A CSWPC Raman distributed sensing system was constructed, as shown in Fig. 7. A 1550 nm distributed feedback laser (DFB, HLT-DFB-M-1550-10-18-FA; center wavelength: 1546.92 nm; 3 dB-linewidth: 5 MHz; power fluctuation: <0.05 dB) serves as the light source. The square-wave width-chirp pulse probe sequence is first computed using Eq. (2) and downloaded into a pulse sequence generator (PSG, ASG8100; rise time: ≤1 ns; jitter: ≤35 ps), which drives a semiconductor optical amplifier (SOA, OAM-SOA-PL-15-15-S; operating wavelength: 1520–1570 nm) to generate the 1550 nm probe lightwave. The signal is then amplified by an erbium-doped fiber amplifier (EDFA, EDFA-C-PL-MB-100-S; operating wavelength: 1550 nm) and injected into a 1:99 optical coupler (OC). The 1% channel is detected by an avalanche photodiode (APD-1, KY-DTS-200M; 3 dB-bandwidth: 200 MHz) to obtain the reference signal and construct the matched filter. The 99% channel is launched into a 45 km single-mode fiber (SMF) via a wavelength-division multiplexer (WDM, WDM-1×3-1550; isolation: ≥60 dB). A temperature-controlled fiber under test (FUT) section is placed at the end of the fiber. The 1450 nm anti-Stokes Raman signal is filtered and detected by APD-2. Both signals are digitized using an analog-to-digital converter (ADC, DAQ2100; sampling rate: 1 GSa·s−1; jitter: ≤125 ps). Post-processing and demodulation are conducted on a personal computer (PC). The ADC sampling rate is 1 GSa·s−1, corresponding to a time step of Δt = 1 ns. This translates to a distance step of 0.1 m per individual sample point. Adhering to the sampling quantization error, the spatial accuracy is stated as ±0.05 m.

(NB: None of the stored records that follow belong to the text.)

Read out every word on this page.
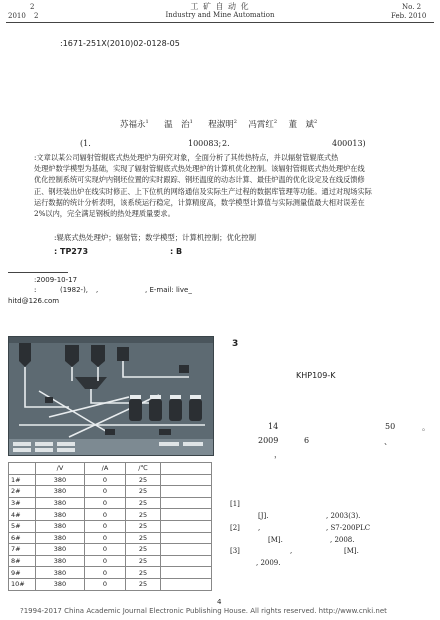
2
2010 2
工 矿 自 动 化
Industry and Mine Automation
No. 2
Feb. 2010
:1671-251X(2010)02-0128-05
苏福永$^1$ 温　治$^1$ 程淑明$^2$ 冯霄红$^2$ 董　斌$^2$
(1.	100083; 2.	400013)
:文章以某公司辐射管辊底式热处理炉为研究对象，全面分析了其传热特点，并以辐射管辊底式热
处理炉数学模型为基础，实现了辐射管辊底式热处理炉的计算机优化控制。该辐射管辊底式热处理炉在线
优化控制系统可实现炉内钢坯位置的实时跟踪、钢坯温度的动态计算、最佳炉温的优化设定及在线反馈修
正、钢坯装出炉在线实时修正、上下位机的网络通信及实际生产过程的数据库管理等功能。通过对现场实际
运行数据的统计分析表明，该系统运行稳定，计算精度高，数学模型计算值与实际测量值最大相对误差在
2%以内，完全满足钢板的热处理质量要求。
:辊底式热处理炉；辐射管；数学模型；计算机控制；优化控制
: TP273	: B
:2009-10-17
:	(1982-), ,	, E-mail: live_
hitd@126.com
	/V	/A	/℃	
1#	380	0	25	
2#	380	0	25	
3#	380	0	25	
4#	380	0	25	
5#	380	0	25	
6#	380	0	25	
7#	380	0	25	
8#	380	0	25	
9#	380	0	25	
10#	380	0	25	
3
KHP109-K
14	50	。
2009	6	、
，
[1]
[J].	, 2003(3).
[2]	,	, S7-200PLC
[M].	, 2008.
[3]	,	[M].
, 2009.
4
?1994-2017 China Academic Journal Electronic Publishing House. All rights reserved. http://www.cnki.net
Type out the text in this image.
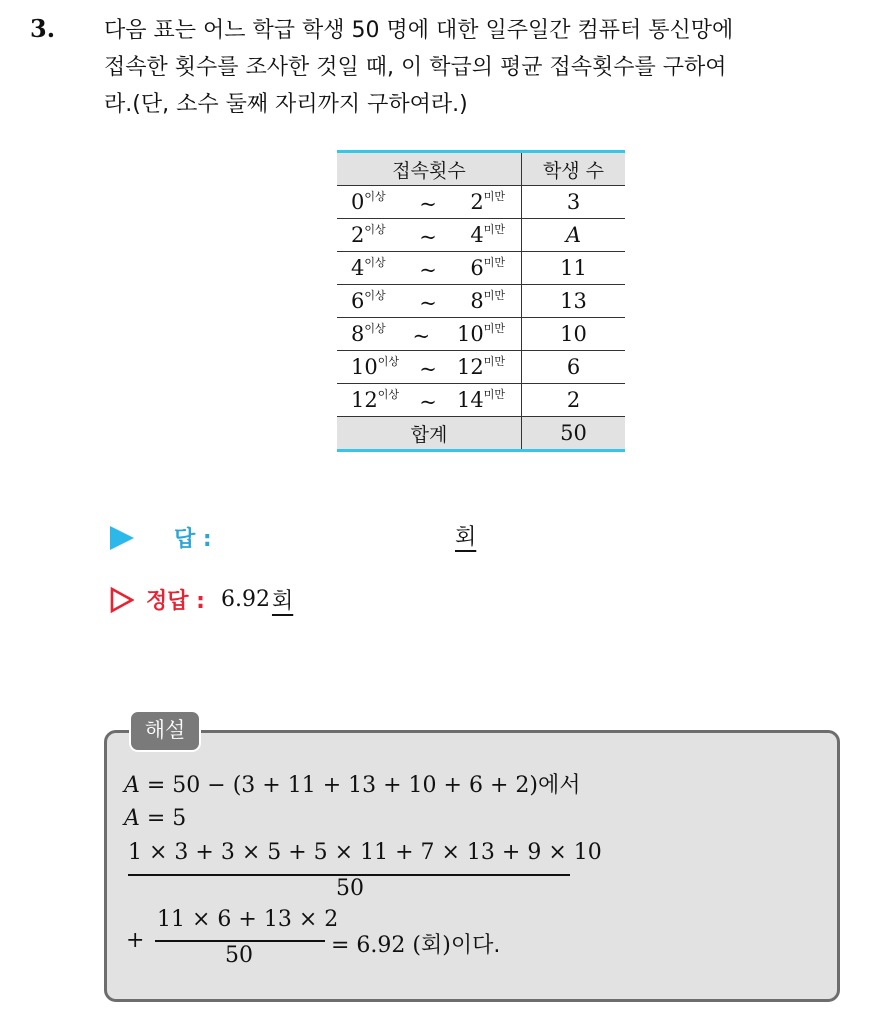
3. 다음 표는 어느 학급 학생 50 명에 대한 일주일간 컴퓨터 통신망에
접속한 횟수를 조사한 것일 때, 이 학급의 평균 접속횟수를 구하여
라.(단, 소수 둘째 자리까지 구하여라.)
접속횟수	학생 수

$0^{이상}$ ~ $2^{미만}$	3

$2^{이상}$ ~ $4^{미만}$	A

$4^{이상}$ ~ $6^{미만}$	11

$6^{이상}$ ~ $8^{미만}$	13

$8^{이상}$ ~ $10^{미만}$	10

$10^{이상}$ ~ $12^{미만}$	6

$12^{이상}$ ~ $14^{미만}$	2
합계	50
답 :	회
정답 : 6.92 회
해설
A = 50 − (3 + 11 + 13 + 10 + 6 + 2)에서
A = 5
1 × 3 + 3 × 5 + 5 × 11 + 7 × 13 + 9 × 10
50
+
11 × 6 + 13 × 2
50	= 6.92 (회)이다.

Fig. 7: Experimental configuration of the CSWPC Raman distributed sensing.
Fig. 7: Experimental configuration of the CSWPC Raman distributed sensing.
Full size image

PSG pulse sequence generator, DFB distributed feedback laser, SOA semiconductor optical amplifier, EDFA erbium-doped fiber amplifier, OC optical coupler, WDM wavelength-division multiplexer, SMF single-mode fiber, FUT fiber under test, APD avalanche photodiode, ADC analog-to-digital converter, PC personal computer

We adopted a single-path anti-Stokes demodulation scheme because the anti-Stokes intensity provides higher temperature sensitivity, the scheme avoids dispersion-induced mismatch between Stokes/anti-Stokes channels, and it reduces hardware complexity and drift. This ensures improved spatial accuracy, SNR, and overall system robustness.

This scheme selected standard SMF as the sensing medium, primarily based on its excellent compatibility with front-end optical components (such as modulators, amplifiers, and WDM) and its well-established low-loss and controllable dispersion characteristics. To suppress the Fresnel reflection peak interference, an additional 100 m fiber pigtail was connected to the fiber end, shifting the reflection peak outside the sensing region and ensuring accurate end-fiber measurements. Applying index-matching gel at the fiber end is also an effective method for reducing Fresnel reflections by minimizing the refractive-index mismatch.

The chirp matching coefficient A is calibrated as follows: (a) Set the entire fiber to a uniform temperature T0, and acquire the baseline anti-Stokes signal I0. (b) Heat a defined segment of the fiber to a known temperature T, and record the new anti-Stokes signal IT. (c) Apply Eq. (1) to compute the coefficient A.